Это был город: храм, тюрьма, торговые лавки, суд, больница и две высокие башни, сложенные из черных бревен в давние времена, когда край этот еще не знал, что значит власть государства.
Это был последний город на нашем пути. Далее мы ехали на оленях. Когда я увидел легкие нарты и пугливых животных с мечтательными и печальными глазами, мое сердце сжалось в странной тоске: я вдруг почувствовал свое одиночество и свою слабость перед лицом полярной равнины.
Как мчались олени! Как ослепителен был их бег! Как томителен и загадочен речитатив инородца.
Вот мы миновали темно-зеленую тайгу и мчимся среди низкорослого березняка. И я шепчу грешными устами молитву Великолепию Северного Сияния.
Как будто завеса небесная разорвалась и потоки холодного золота хлынули на землю — дар иного мира, где рождаются символы.
Так предстояло ехать нам три месяца; дважды мы меняли оленей на собак, трижды мы переезжали через горные хребты. Я не стану рассказывать подробно, как мы ехали, какие думы и призраки, мечты и желания нас посещали и что мы видели на Северной Равнине.
Но когда я прибыл, наконец, в то селение, где должен был начать новую жизнь, я был уже другим человеком, не похожим на того, кто был молод и светел среди вас. И как бы желая закрепить со мною связь, пустыня посеребрила мне голову — снежный знак снежной любви.
II
Был апрель, когда вооруженные спутники мои, оставив меня в селении Северный Крест, умчались на оленях обратно.
Начальники думали, что в селении этом живет двенадцать пленников и что я буду тринадцатым. Но ошибались начальники: им не было известно, что одиннадцать уже умерло — иные от Черной Болезни, иные от тоски, и только один товарищ Николай должен был разделять со мною участь изгнанника.

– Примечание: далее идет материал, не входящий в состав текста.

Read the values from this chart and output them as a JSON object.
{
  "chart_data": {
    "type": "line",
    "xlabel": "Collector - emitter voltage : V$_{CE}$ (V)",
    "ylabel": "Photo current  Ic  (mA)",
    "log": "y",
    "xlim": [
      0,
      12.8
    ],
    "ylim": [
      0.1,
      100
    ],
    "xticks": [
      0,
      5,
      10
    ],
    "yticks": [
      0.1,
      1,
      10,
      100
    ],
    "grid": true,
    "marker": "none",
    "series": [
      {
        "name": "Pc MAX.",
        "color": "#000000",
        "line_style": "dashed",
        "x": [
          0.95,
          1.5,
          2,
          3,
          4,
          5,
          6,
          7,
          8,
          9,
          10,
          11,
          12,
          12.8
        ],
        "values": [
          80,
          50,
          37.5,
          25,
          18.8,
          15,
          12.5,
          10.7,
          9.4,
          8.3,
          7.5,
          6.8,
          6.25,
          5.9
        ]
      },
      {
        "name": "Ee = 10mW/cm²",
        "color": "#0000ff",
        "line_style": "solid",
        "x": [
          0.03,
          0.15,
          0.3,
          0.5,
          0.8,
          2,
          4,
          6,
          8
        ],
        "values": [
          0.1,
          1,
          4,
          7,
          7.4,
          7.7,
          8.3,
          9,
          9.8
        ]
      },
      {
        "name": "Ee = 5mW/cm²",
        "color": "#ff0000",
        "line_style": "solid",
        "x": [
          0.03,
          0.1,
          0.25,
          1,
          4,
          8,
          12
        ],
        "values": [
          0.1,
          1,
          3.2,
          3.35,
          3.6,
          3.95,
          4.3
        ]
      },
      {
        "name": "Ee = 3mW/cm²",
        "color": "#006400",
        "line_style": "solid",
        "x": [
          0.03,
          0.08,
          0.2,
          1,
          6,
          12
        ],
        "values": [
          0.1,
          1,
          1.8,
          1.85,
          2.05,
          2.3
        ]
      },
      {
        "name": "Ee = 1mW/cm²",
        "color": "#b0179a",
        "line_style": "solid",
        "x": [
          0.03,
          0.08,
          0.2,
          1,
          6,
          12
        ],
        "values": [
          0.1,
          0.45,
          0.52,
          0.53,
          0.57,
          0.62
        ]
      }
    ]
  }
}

Товарищ Николай поразил меня своей наружностью: в нем было величие царственное и спокойствие гордое, воистину жреческое; и несмотря на то что одежда его ничем не отличалась от обычной одежды инородцев, сразу — при первом взгляде — было ясно, что перед вами стоит человек высокой расы.
Когда он назвал себя, я вспомнил его биографию, известную мне из Истории Революции; блестящая деятельность мятежника и руководителя восстания, самоотверженное поведение в эпоху упадка, заключение в жестокую тюрьму на многие годы и, наконец, ссылка в отдаленную местность, разлука навсегда с родной равниной, обездоленной, но вечноженственной и прекрасной.
Он милостиво протянул мне руку и сказал:
— Вот и вы в нашей пустыне. Не правда ли, здесь прекрасно?
Он сделал царственный жест, указывая на умирающую во льдах северную зарю.